The SBP issued FAQs on the digital security payment, stating that banks are required to perform full-scale vulnerability assessment and penetration testing of their digital infrastructure with the objective to identify potential and inherent weaknesses in their technology platforms.
Banks shall engage independent 3rd party assessors to perform a holistic review/assessment of their digital payment infrastructure including but not limited to compromise assessment to identify already compromised systems/platforms and software applications etc.
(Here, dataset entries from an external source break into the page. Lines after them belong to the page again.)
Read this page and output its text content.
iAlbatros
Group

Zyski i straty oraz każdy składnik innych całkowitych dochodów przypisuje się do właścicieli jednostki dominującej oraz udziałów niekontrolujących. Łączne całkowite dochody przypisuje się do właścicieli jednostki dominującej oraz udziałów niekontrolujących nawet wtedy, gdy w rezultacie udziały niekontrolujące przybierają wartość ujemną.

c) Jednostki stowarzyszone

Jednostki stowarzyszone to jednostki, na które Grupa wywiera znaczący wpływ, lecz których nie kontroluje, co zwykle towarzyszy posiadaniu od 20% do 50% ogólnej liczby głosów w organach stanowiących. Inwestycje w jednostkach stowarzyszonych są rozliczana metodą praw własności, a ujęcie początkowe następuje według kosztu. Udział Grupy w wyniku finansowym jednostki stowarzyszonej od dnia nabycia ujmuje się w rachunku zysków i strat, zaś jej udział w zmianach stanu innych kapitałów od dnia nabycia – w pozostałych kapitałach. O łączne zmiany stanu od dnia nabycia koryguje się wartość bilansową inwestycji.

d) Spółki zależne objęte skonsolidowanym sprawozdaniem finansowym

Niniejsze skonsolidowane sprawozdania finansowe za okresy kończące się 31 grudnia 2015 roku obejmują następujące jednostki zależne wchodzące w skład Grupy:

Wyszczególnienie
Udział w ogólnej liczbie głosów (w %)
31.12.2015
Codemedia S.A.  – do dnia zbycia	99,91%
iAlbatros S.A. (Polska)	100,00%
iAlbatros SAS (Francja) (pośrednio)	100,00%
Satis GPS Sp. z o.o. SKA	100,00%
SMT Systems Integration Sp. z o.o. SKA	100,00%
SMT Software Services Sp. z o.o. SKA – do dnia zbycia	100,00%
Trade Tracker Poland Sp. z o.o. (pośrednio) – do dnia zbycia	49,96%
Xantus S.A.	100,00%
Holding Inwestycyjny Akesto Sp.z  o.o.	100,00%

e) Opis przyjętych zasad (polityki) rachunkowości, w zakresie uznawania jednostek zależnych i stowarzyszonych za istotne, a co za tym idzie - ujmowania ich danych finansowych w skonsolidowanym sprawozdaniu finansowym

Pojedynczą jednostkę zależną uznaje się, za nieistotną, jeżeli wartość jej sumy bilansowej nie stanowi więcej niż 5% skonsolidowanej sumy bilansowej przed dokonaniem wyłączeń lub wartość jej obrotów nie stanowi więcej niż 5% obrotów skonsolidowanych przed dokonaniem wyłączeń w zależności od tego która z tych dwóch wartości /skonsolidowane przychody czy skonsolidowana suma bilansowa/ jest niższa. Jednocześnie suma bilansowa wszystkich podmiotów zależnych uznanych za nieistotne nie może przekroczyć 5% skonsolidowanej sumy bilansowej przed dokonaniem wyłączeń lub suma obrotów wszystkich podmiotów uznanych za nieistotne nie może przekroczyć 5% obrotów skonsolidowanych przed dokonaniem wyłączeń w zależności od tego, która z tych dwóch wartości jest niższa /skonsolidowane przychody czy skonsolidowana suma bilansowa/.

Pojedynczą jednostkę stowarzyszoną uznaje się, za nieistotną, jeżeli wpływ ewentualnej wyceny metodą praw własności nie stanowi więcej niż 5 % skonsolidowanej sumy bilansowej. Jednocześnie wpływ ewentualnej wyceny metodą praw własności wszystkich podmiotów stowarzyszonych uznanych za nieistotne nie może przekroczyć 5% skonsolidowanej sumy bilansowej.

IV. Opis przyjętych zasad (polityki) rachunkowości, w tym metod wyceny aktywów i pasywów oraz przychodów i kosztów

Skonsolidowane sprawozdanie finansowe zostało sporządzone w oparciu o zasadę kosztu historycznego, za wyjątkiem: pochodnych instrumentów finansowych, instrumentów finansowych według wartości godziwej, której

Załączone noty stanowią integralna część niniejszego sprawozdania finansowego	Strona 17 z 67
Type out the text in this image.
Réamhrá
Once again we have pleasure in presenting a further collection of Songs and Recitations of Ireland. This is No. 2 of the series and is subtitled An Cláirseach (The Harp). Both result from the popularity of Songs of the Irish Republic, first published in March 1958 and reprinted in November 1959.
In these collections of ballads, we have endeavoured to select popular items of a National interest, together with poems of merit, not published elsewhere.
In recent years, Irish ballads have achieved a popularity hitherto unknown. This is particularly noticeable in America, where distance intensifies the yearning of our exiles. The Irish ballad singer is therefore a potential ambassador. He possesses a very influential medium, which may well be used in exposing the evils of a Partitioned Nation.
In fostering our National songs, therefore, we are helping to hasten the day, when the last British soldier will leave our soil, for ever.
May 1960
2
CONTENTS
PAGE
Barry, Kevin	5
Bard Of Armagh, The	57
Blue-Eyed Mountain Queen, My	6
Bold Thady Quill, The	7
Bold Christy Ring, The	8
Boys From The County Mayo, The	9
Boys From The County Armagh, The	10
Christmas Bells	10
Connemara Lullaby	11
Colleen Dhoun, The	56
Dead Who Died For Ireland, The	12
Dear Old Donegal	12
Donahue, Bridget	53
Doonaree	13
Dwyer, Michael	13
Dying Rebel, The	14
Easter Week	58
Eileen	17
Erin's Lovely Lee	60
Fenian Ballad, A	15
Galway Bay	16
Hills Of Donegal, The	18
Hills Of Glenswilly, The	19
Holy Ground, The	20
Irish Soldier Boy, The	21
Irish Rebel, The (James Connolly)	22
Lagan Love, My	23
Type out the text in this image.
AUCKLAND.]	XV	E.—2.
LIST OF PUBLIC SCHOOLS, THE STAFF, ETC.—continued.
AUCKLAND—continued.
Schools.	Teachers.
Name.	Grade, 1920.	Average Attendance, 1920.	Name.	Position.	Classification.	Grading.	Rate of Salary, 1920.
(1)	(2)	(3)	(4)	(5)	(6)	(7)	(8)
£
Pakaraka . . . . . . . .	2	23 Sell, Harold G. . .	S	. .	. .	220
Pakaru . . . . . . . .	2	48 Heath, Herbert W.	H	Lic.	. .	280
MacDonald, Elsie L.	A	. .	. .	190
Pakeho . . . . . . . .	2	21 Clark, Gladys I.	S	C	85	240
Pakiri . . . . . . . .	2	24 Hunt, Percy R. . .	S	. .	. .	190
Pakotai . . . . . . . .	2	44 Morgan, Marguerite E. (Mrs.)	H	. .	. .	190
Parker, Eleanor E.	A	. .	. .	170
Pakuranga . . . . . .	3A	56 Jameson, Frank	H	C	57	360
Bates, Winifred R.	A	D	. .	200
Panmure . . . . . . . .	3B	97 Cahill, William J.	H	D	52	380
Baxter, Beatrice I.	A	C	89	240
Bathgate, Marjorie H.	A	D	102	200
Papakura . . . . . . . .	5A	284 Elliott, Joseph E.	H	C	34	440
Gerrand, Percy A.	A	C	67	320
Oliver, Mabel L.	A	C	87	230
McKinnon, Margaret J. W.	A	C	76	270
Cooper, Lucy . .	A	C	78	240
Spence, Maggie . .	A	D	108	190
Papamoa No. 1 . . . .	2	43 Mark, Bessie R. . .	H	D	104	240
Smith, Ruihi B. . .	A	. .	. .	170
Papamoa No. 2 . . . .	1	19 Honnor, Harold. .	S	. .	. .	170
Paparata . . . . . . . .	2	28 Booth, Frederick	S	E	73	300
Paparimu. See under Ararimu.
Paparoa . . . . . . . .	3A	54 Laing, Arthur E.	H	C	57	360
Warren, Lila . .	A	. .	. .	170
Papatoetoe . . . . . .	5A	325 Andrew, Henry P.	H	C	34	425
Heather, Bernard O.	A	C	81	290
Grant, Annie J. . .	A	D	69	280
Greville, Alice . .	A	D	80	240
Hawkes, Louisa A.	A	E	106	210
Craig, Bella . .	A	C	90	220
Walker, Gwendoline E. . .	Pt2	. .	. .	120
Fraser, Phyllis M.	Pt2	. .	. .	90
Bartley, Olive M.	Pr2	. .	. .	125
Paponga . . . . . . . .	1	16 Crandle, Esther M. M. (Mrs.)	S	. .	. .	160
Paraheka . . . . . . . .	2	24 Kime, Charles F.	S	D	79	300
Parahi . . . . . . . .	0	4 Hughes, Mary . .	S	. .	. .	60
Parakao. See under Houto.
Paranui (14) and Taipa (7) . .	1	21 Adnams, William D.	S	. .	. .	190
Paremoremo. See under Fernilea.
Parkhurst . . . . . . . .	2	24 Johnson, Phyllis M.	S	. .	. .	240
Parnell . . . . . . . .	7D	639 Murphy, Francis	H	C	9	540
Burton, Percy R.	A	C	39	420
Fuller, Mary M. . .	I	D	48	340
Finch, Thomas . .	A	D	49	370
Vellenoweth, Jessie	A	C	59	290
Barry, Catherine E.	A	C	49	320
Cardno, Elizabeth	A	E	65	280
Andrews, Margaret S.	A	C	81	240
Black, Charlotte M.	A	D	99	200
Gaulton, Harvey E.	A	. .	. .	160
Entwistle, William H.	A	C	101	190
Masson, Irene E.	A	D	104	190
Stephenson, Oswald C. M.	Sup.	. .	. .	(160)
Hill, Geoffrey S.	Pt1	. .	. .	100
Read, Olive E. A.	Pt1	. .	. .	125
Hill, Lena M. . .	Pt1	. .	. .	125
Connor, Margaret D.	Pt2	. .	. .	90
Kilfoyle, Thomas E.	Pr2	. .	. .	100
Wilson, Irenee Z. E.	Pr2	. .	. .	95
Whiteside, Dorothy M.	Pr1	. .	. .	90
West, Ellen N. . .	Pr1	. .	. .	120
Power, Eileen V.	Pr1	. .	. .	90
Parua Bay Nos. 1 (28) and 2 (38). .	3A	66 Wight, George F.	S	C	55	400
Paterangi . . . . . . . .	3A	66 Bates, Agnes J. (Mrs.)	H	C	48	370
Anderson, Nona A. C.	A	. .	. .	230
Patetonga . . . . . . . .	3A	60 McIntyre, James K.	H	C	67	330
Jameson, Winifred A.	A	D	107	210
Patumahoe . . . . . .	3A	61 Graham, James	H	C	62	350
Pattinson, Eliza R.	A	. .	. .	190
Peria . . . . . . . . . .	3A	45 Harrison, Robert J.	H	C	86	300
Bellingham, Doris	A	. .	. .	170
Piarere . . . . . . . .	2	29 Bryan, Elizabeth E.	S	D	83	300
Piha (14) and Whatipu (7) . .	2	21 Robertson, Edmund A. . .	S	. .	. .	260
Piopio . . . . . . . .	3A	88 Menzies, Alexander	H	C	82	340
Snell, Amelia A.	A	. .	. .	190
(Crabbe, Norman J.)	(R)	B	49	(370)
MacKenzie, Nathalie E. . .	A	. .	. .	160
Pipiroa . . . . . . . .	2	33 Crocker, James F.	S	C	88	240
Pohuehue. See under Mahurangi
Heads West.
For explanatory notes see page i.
The SBP said: “With effect from January 01, 2019, Banks/MFBs shall send free of cost transaction alerts to their customers through both SMS and email (where email IDs are available) for all international and domestic digital transactions including but not limited to ATM, POS and Internet banking transactions.”
“Such transaction alerts shall be generated and relayed to customers immediately after the execution of transaction. For this purpose, registered mobile phone numbers and valid email addresses (where applicable) of all customers shall be obtained, verified and updated in the bank/MFB’s database well before the deadline,” it added.
The SBP further said that with effect from January 01, 2019, banks/MFBs are required to send free transaction alerts for every transaction performed using digital channels including but not limited to ATM, POS and internet banking etc. within and outside Pakistan.
Implementation of this clause would require provisioning of free of cost SMS and email alert services to all existing/future customers who subscribe to electronic/digital banking services including but not limited to ATM, POS and Internet banking transactions either locally or internationally.
Banks/MFBs who have already charged fee from customers for such transaction alerts shall revert the same.
In addition, banks/MFBs can offer their customers paid SMS alert services for other in-branch transactions only if the customers so desire.
For all such transaction, banks/MFBs shall follow relevant legal/regulatory instructions alongwith proper disclosure and consent of the customer, the central bank added.
The SBP said that the banks are required to compensate customers, who suffer a financial loss, in two days in case of a compromise of banks’ systems refers to two (02) business days after the bank has established that the customer data has been compromised and caused a financial loss to the customers.